事業者は必ず銀行口座と紐付く形にして、売上金の受け取りはその銀行口座に振り込まれるようにしたり、現金と同じように扱えるようにするためには、ICカードリーダーに挿した”お店用のデジタル通貨カード”内にプールさせて、後から定期的にデータを送信する方法もあるかもしれません。
決済手数料は無料
現金なら100円払ってもお店が手数料を払うこともありません。お小遣いに100円あげたら受取額が99円になることもありません。それと同じようにしなくてはいけないので、手数料をかけてはいけません。
運営費用は税金
運営は新日本銀行、実質的に政府が運営しています。手数料は無料といっても、実際は「税金」という名の手数料がかかっていることをほとんどの国民は気付いていません。ちなみに関係ないですが、新日本銀行と書いたのは、その頃にはハイパーインフレによって円がほぼ無価値となり、新しく中央銀行が設立されるかもしれないって想像を込めて新を付けてます。w
旧銀行券は使用不可。回収へ
紙幣や硬貨の現金は使用できなくなり、銀行でデジタル通貨カードに両替することになります。国民生活に大きく影響することなので、銀行だけでなく、駅やコンビニにも両替機を置いたり、自販機型の機械も必要かもしれません。これにはかなりコストがかかりそうです。
確定申告が無くなる
全てがデジタル化すれば、徴税も自動化できるのではないかと思います。もちろん今の複雑すぎる税制では無理がありますが、もっとシンプルな税制に変えることで、かかっていたあらゆるコストが削減されてゆくことを期待します。

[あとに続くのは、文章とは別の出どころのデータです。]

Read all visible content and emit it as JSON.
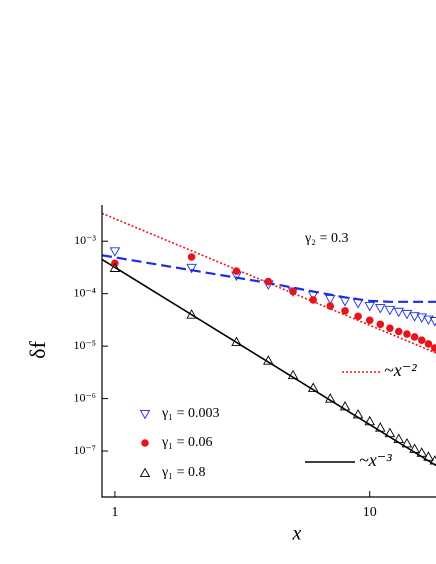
{
  "chart_data": {
    "type": "scatter",
    "x_label": "x",
    "y_label": "δf",
    "annotation": "γ₂ = 0.3",
    "log_x": true,
    "log_y": true,
    "xlim": [
      0.89,
      18.2
    ],
    "ylim": [
      1.33e-08,
      0.0049
    ],
    "xticks": [
      1,
      10
    ],
    "yticks": [
      {
        "value": 0.001,
        "label": "10⁻³"
      },
      {
        "value": 0.0001,
        "label": "10⁻⁴"
      },
      {
        "value": 1e-05,
        "label": "10⁻⁵"
      },
      {
        "value": 1e-06,
        "label": "10⁻⁶"
      },
      {
        "value": 1e-07,
        "label": "10⁻⁷"
      }
    ],
    "series": [
      {
        "name": "γ₁ = 0.003",
        "color": "#1c2fe0",
        "marker": "triangle-down",
        "x": [
          1,
          2,
          3,
          4,
          5,
          6,
          7,
          8,
          9,
          10,
          11,
          12,
          13,
          14,
          15,
          16,
          17,
          18
        ],
        "values": [
          0.00064,
          0.00031,
          0.00022,
          0.00015,
          0.00011,
          9.3e-05,
          7.9e-05,
          7.2e-05,
          6.6e-05,
          5.8e-05,
          5.3e-05,
          4.9e-05,
          4.5e-05,
          4.1e-05,
          3.7e-05,
          3.5e-05,
          3.2e-05,
          3e-05
        ]
      },
      {
        "name": "γ₁ = 0.06",
        "color": "#e8141c",
        "marker": "circle",
        "x": [
          1,
          2,
          3,
          4,
          5,
          6,
          7,
          8,
          9,
          10,
          11,
          12,
          13,
          14,
          15,
          16,
          17,
          18
        ],
        "values": [
          0.00038,
          0.0005,
          0.00027,
          0.00017,
          0.00011,
          7.6e-05,
          5.8e-05,
          4.7e-05,
          3.7e-05,
          3.1e-05,
          2.6e-05,
          2.2e-05,
          1.9e-05,
          1.7e-05,
          1.5e-05,
          1.3e-05,
          1.1e-05,
          9.2e-06
        ]
      },
      {
        "name": "γ₁ = 0.8",
        "color": "#000000",
        "marker": "triangle-up",
        "x": [
          1,
          2,
          3,
          4,
          5,
          6,
          7,
          8,
          9,
          10,
          11,
          12,
          13,
          14,
          15,
          16,
          17,
          18
        ],
        "values": [
          0.00031,
          4e-05,
          1.2e-05,
          5.3e-06,
          2.8e-06,
          1.6e-06,
          1e-06,
          7.1e-07,
          5e-07,
          3.7e-07,
          2.8e-07,
          2.2e-07,
          1.7e-07,
          1.4e-07,
          1.1e-07,
          9.3e-08,
          7.8e-08,
          6.6e-08
        ]
      },
      {
        "name": "~x⁻²",
        "color": "#e8141c",
        "marker": "line",
        "dash": "2,2",
        "x": [
          0.89,
          18.2
        ],
        "values": [
          0.0034,
          7.4e-06
        ]
      },
      {
        "name": "~x⁻³",
        "color": "#000000",
        "marker": "line",
        "dash": "none",
        "x": [
          0.89,
          18.2
        ],
        "values": [
          0.00045,
          5.3e-08
        ]
      },
      {
        "color": "#1c2fe0",
        "marker": "line",
        "dash": "10,5",
        "x": [
          0.89,
          2,
          4,
          6,
          8,
          10,
          12,
          18.2
        ],
        "values": [
          0.00054,
          0.00028,
          0.00016,
          0.00011,
          8.5e-05,
          7.3e-05,
          7e-05,
          7e-05
        ]
      }
    ]
  }
}
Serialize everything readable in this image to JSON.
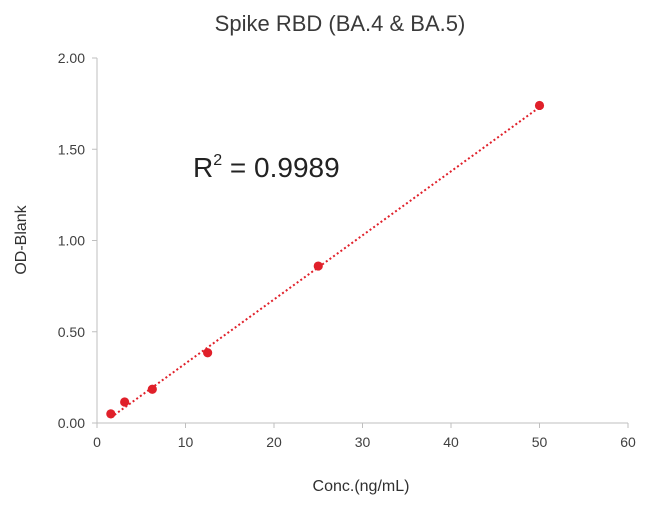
{
  "chart_data": {
    "type": "scatter",
    "title": "Spike RBD (BA.4 & BA.5)",
    "xlabel": "Conc.(ng/mL)",
    "ylabel": "OD-Blank",
    "xlim": [
      0,
      60
    ],
    "ylim": [
      0,
      2.0
    ],
    "x_ticks": [
      "0",
      "10",
      "20",
      "30",
      "40",
      "50",
      "60"
    ],
    "y_ticks": [
      "0.00",
      "0.50",
      "1.00",
      "1.50",
      "2.00"
    ],
    "series": [
      {
        "x": [
          1.5625,
          3.125,
          6.25,
          12.5,
          25,
          50
        ],
        "y": [
          0.05,
          0.115,
          0.185,
          0.385,
          0.86,
          1.74
        ]
      }
    ],
    "trendline": {
      "type": "linear",
      "x": [
        1.5625,
        50
      ],
      "y": [
        0.03,
        1.73
      ]
    },
    "annotation": {
      "text_main": "R",
      "text_sup": "2",
      "text_rest": " = 0.9989"
    },
    "grid": false,
    "legend": "none",
    "colors": {
      "points": "#e0202a",
      "trendline": "#e0202a",
      "axis": "#bfbfbf"
    }
  }
}
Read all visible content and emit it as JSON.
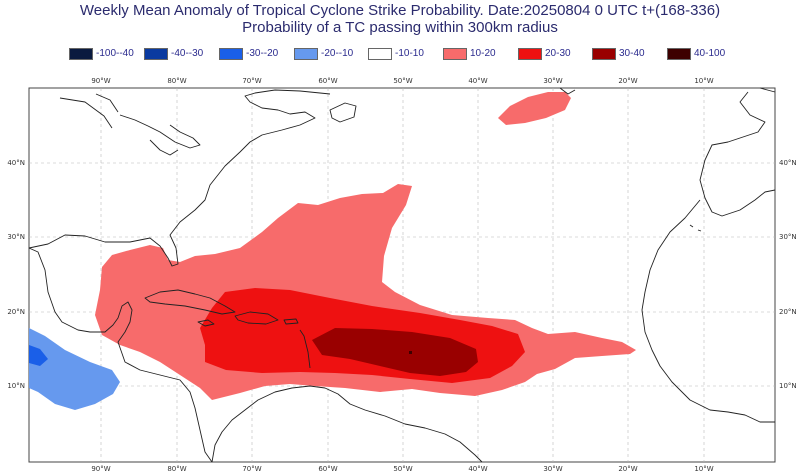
{
  "title": {
    "line1": "Weekly Mean Anomaly of Tropical Cyclone Strike Probability. Date:20250804  0 UTC t+(168-336)",
    "line2": "Probability of a TC passing within  300km radius"
  },
  "legend": [
    {
      "label": "-100--40",
      "color": "#0a1a3f"
    },
    {
      "label": "-40--30",
      "color": "#0a3aa0"
    },
    {
      "label": "-30--20",
      "color": "#1a5fe8"
    },
    {
      "label": "-20--10",
      "color": "#6699ee"
    },
    {
      "label": "-10-10",
      "color": "#ffffff"
    },
    {
      "label": "10-20",
      "color": "#f76b6b"
    },
    {
      "label": "20-30",
      "color": "#ee1111"
    },
    {
      "label": "30-40",
      "color": "#990000"
    },
    {
      "label": "40-100",
      "color": "#3d0000"
    }
  ],
  "axes": {
    "lon_labels": [
      "90°W",
      "80°W",
      "70°W",
      "60°W",
      "50°W",
      "40°W",
      "30°W",
      "20°W",
      "10°W"
    ],
    "lat_labels": [
      "40°N",
      "30°N",
      "20°N",
      "10°N"
    ],
    "lon_range": [
      -99,
      -3
    ],
    "lat_range": [
      1,
      51
    ]
  },
  "map_colors": {
    "coast": "#222222",
    "grid": "#b8b8b8",
    "low": "#f76b6b",
    "mid": "#ee1111",
    "high": "#990000",
    "neg": "#6699ee",
    "neg_dark": "#1a5fe8"
  }
}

たとえば消費税の場合、通常は消費者が商品代金と消費税を商店に渡します。商店は預かった消費税のうち、仕入などで支払った消費税を差し引いて、国と地方に納めます。ただ現在の税制では規模などで課税/非課税事業者であったり、選択している方式によっても計算式が変わるので、これを自動化するのは不可能でしょう。なので大大大改正くらいの税制改正が必要そうです。他の税も同様です。
とても非現実的ですが、全てがもっとシンプルならいいのに…と時々思います。
おわりに
こうなったら面白いなーって重いながら書いていたら、こんなに長くなってしまいました。(^^;;) 現実問題としてはかなりハードルが高いと思うので、実現したとしても一部分くらいでしょう。
2050年、体内に埋め込んがICチップで支払いをする若者が、スマホでしか支払いできない年寄りを見て、「支払いするのに5秒もかかるなんて長すぎー」って言っているかもしれませんね。